The CIMIC team keeps in contact with all the mayors of the municipalities in the Italian Area of Responsibility (AoR). They study and choose the projects in the CIMIC context (intellectual work, connecting people, teaching and being politically correct). This project followed a technical engineering study focused on necessities. Later, they set up a plan that depended on the availability of the machinery (excavators, dump tucks, steamroller and so on).
Firstly, an EOD (Explosive Ordnance Disposal) team de-mined the area. They are also part of the same Italian engineer platoon. Sappers started working in the last week of September and the task is expected to last for a month, till late October. In the beginning, when engineers started working in the area, there wasn't anything but trees with cows grazing. Now some of these houses have already started to be built on both sides. The new dwellers are really happy with them.

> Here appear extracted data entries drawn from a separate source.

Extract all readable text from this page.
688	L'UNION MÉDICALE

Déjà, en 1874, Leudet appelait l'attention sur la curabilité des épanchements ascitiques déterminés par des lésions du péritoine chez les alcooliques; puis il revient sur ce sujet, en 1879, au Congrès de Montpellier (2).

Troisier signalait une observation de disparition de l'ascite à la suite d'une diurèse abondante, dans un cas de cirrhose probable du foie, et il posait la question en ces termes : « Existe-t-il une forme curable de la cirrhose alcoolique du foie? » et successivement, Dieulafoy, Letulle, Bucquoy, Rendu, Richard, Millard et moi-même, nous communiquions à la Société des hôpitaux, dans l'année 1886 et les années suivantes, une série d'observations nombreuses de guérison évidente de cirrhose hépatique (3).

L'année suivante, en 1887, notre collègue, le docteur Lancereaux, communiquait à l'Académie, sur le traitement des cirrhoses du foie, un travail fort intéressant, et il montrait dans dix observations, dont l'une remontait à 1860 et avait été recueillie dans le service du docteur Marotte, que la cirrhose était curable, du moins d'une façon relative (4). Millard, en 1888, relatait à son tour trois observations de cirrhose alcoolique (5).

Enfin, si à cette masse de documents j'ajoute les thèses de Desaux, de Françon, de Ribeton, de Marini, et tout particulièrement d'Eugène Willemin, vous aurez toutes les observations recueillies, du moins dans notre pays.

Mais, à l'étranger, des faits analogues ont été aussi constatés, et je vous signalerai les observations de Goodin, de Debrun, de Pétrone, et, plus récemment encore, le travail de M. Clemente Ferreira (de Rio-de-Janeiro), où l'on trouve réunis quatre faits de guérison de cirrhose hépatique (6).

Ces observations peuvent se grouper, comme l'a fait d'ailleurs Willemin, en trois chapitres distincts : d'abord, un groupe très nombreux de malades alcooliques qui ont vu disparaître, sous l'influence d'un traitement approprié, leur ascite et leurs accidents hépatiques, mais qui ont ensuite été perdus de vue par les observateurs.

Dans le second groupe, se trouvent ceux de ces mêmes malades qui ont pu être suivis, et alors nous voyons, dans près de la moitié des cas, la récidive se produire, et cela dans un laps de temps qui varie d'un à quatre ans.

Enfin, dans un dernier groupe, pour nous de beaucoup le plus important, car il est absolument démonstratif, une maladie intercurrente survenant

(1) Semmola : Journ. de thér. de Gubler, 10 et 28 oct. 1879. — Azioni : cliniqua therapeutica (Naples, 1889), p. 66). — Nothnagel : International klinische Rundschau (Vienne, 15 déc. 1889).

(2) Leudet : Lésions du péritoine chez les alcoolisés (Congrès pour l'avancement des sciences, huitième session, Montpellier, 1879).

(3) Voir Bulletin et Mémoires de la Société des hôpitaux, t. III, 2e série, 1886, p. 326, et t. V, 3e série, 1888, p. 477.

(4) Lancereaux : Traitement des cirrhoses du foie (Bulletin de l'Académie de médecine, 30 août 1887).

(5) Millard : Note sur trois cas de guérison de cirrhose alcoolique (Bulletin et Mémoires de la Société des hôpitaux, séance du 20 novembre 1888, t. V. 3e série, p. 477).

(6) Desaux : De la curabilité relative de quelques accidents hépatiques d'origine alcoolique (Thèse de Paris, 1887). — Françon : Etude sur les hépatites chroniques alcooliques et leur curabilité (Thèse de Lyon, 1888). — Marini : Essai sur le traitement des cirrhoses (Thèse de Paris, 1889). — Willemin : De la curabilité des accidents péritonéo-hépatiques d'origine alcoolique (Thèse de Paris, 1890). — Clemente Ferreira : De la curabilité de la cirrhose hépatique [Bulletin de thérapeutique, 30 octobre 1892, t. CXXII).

For them the job is not difficult despite the flooded terrain. They are skilled and experienced in their field of work. WO2 Francesco Incastasciato, excavator operator in his second tour, said: "It's my normal job in Italy, it's easy. When scraping and removing mud there is always a risk of finding mines but the area has been de-mined before."
The process
Cucinotta explains in general terms the different stages to build the road. The first step is to prepare the ground, to level it and to make a channel for the drainage. The soil is clay and due to the rainy weather, flooded. Then three layers of hard material (stones) are laid and compacted with the steamroller. The municipality provides the needed materials, and its civil engineer works together with the team. The first layer (big stone) provides consistency. The second (4-5 cm stones) and the third (thick gravel) give the necessary drainage.
The limited engineering means are in great demand. If a lorry was stopped it could be used for another task. For instance, on Oct. 15, the trucks were used to carry wood for people in small villages to deal with the winter (Winterisation plan).
Step by step, Italians continue working hard in ongoing CIMIC operations, always with the same aim to speed up the peace process.